Dertleri ortak olmayan insanların söylemleri de ortak olmuyor maalesef. Aynı hedefe odaklanabilmek; aynı dertle dertlenmeye ve aynı hedefe odaklanmaya bağlıdır. Aynı tencerede pişmeyen, aynı ısıyı almayan, aynı katkı maddelerinden yoksun bırakılan bir yemek hiçbir zaman aynı tadı vermez insana. Bremen mızıkacıları gibi farklı tellerden çalmaya devam eder.
Birleşmek, bir araya gelmek ve aynı hedefe odaklanmak zorunlu bir görevdir bizim için.
İnsanlar inandıkları değerleri gündem edinirler. Yani inançları peşinde koşarlar. İnançlar farklılaştıkça gündemleri de farklılaşır. Bu normal bir durumdur. Belki de olması gereken budur.
Ancak gündem konularımızın; hakimi de şahidi de Yüce Allah olan bir mahkemede hesaba dahil olduğunu unuttuğumuz konuların başında geliyor.
Bir Müslüman olarak yıllardır söylediğimiz, dile getirdiğimiz bir şey var. O da şu: Yanlış yapan insanlardan çektiğimiz ıstırabın acısıyla yükselmeye başlıyoruz şöhret, makam ve mevki basamaklarını. Yükseldiğimiz her basamak beklentimizi karşılamıyor haliyle. Kendimizle çelişince bulunduğumuz konumun gereklerini yapıyoruz. Çark ediyoruz yüz seksen derece.
Vakti zamanında o koltuğu eleştiren ben, konumum değişince aynı hatanın içinde buluyorum kendimi. Ancak bir farkla; yaptığım yanlışları doğru, doğruları da yanlış görmeye başlıyorum. Tıpkı Gazze'yi bombalayan İsrail'in savaş uçağında yer alan bir pilot gibi. Bu pilotun ne ismi önemlidir ne cismi ne de dini. Neye mensup olduğunun, neyi savunduğunun, bu katliamı niçin yaptığının zerre kadar kıymet-i harbiyesi yoktur. Çünkü bombalamayı yapan pilotun icra ettiği her görev Yahudilerin hesabına ve çıkarına olmaktadır.

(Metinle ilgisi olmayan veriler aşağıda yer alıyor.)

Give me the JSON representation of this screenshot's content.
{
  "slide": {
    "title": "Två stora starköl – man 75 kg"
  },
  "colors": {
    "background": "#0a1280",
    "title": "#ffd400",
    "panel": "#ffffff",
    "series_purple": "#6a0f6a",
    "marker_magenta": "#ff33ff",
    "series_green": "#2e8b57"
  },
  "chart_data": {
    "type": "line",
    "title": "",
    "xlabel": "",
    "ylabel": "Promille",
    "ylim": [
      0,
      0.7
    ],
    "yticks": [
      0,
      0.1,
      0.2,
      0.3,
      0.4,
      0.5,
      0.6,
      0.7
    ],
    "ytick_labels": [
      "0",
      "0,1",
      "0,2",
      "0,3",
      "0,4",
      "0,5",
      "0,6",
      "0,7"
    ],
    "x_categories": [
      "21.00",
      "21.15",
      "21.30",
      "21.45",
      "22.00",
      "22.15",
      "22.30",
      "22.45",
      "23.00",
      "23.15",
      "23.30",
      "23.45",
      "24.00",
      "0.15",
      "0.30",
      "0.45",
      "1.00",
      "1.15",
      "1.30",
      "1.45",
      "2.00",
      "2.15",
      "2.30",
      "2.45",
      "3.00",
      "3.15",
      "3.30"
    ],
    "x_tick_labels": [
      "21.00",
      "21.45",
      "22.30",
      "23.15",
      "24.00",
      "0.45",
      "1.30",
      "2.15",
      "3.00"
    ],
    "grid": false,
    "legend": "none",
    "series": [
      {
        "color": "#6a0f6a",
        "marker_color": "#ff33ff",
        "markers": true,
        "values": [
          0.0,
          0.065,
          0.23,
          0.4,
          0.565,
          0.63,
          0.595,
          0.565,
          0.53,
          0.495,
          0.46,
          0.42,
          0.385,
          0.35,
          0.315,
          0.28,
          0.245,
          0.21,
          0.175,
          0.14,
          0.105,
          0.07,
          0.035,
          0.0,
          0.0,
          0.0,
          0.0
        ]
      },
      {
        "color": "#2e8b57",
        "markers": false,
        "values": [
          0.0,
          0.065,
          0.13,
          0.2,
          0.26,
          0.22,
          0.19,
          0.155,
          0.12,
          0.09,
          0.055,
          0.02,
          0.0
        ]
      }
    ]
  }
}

Konumumuzu doğru konumlandırmak; söylem ve eylemlerimizi Yüce İslam dinine göre belirlemek olmazsa olmazımızdır. "Sergilediğimiz her davranışın, söylediğimiz her sözün, takındığımız her tavrın karşılığında kazançlı çıkan kim?" sorusu bizim için son derece önemlidir ve manidardır.
Her olay elbette Rabbimin taktir ettiği şekilde sonuçlanacaktır. Bundan ne kaçış var ne de şüphe. Ancak sonuca giden süreçte bizim takındığımız tavır, sergilediğimiz fiil, söylediğimiz söz çok önemlidir ve yukarıda değindiğimiz gibi sorguya da dahildir. Bizi cennete sevk edebileceği gibi cehenneme de sevk ve idare edebilir.
Müslümanların sıradan herhangi bir insanın takındığı bir tavır karşısında kimse rahatsız olmaz. Ancak Müslümanların takındıkları İslami tavırlardan Müslüman olmayan her insan rahatsız olduğu aşikardır.
Düşmanlarımızı çatlatmak için İslami bir duruş, İslami bir tavır lazım bize, hem de hepimize.
Söz yetmez, davranışlarla da desteklenmesi gerek.